Tupperware pediu recuperação judicial, com dívidas de US$ 1,2 bilhão — Foto: Divulgação
Mas o crescimento de plataformas on-line colocou em xeque essa forma de vender produtos. As revendedoras se tornaram menos essenciais para que os produtos cheguem até o consumidor, já que entregadores conseguiam alcançar todos os cantos do país.
— E como a Tupperware se diferencia dos produtos vendidos nas plataformas? — questiona Kanter — Tem maior qualidade, mas é caro. Antigamente ser funcional era o bastante para comprar um produto. Agora tudo é funcional. A marca não se reinventou. Se o consumidor usa um perfume, por exemplo, ele não vai trocar por uma marca qualquer. O pote é uma commodity. É uma categoria que não pesa na decisão de compra do consumidor.
Marketing de 'influencer'
Tania Miné, professora de marketing da ESPM, diz que atualmente os consumidores conseguem comprar produtos de mesma qualidade com preço menor. Para ela, a marca deveria ter inovado, mostrando que é mais vantajoso comprar Tupperware do que das concorrentes.
— Além disso, com a inflação, o consumidor vai optar por produtos de primeira necessidade — diz.
Tania menciona como exemplo uma pesquisa da Mckinsey (2024), segundo a qual, nos últimos anos, os gastos cresceram de forma mais acelerada que a renda em todos os níveis socioeconômicos.

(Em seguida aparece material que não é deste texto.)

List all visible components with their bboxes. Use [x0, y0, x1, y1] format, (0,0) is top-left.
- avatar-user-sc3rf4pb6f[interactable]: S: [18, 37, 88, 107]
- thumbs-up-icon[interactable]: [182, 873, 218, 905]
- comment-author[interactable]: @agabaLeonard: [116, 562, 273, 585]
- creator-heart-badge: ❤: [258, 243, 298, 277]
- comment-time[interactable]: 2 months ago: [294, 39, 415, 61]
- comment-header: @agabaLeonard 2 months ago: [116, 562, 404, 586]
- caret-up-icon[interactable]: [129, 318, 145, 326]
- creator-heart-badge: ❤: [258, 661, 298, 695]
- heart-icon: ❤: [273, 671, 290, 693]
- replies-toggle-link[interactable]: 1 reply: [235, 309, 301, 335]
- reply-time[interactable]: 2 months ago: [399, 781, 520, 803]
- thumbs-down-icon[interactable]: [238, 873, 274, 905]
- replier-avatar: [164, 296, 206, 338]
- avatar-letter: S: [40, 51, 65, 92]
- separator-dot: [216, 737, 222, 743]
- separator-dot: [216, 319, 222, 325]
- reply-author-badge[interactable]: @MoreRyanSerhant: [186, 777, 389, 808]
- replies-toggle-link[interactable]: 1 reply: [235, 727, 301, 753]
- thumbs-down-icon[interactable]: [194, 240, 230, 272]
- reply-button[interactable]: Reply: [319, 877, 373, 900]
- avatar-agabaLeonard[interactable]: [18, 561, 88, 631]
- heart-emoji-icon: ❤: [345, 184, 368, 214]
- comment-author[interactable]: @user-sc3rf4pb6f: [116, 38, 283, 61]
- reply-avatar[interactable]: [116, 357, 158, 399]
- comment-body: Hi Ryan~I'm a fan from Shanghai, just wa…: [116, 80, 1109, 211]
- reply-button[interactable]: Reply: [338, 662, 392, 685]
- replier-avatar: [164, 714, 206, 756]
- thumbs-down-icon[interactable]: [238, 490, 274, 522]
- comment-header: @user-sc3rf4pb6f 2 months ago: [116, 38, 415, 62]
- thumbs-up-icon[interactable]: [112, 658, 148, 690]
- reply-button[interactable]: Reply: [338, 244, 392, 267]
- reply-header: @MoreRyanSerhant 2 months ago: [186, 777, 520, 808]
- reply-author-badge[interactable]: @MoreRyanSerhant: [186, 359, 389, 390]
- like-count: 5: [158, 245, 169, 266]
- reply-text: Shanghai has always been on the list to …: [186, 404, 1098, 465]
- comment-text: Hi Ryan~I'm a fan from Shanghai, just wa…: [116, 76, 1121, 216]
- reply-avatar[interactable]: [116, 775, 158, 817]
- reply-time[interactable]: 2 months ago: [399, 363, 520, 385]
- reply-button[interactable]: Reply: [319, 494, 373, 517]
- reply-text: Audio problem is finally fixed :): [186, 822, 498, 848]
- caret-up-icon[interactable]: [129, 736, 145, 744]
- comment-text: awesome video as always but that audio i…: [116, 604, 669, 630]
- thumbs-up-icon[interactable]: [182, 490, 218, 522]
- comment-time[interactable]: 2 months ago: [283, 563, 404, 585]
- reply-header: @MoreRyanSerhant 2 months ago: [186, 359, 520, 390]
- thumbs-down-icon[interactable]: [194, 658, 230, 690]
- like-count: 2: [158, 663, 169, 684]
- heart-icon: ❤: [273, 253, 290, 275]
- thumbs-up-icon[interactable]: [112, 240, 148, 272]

Fora essas questões, dezenas de influenciadores agora recomendam quais os melhores produtos, como conseguir cupons de desconto e em que plataformas comprar. Tudo isso através do celular, sem a necessidade de receber a revendedora — que também era amiga que assegurava a qualidade da compra — em casa. Essa mudança empurrou muitas revendedoras para o trabalho com as redes sociais.
Papel das mulheres mudou
Kanter menciona que, além das pessoas estarem menos propensas a receberem conhecidos em casa, houve uma mudança no papel das mulheres na sociedade. Elas já não têm mais tempo ou interesse em se reunir com as amigas para falar sobre cuidados com a casa. Querem marcar encontros em bares e restaurantes, por exemplo, e conversar sobre outros temas.
— A mulher já não tem mais tempo para se reunir com as amigas e falar sobre isso. Eram assuntos em um momento em que a mulher não tinha trabalho — diz o especialista.
Para Lilian, no entanto, a Tupperware tem potencial para conquistar consumidores jovens, que valorizam a durabilidade das vasilhas por se preocuparem com premissas de sustentabilidade. A revendedora Maysa Vasconcelos, de 32 anos, concorda: mais jovens se interessam pelos produtos.
— Além da sustentabilidade, não quebra. A marca também pensa na saúde dos consumidores e os produtos não tem bisfenol (conhecido como BPA, é um químico que pode prejudicar a saúde) — diz Maysa, que vende Tupperware desde 2016 no Ceará. Apesar da crise, ela conta que suas vendas cresceram nos últimos anos.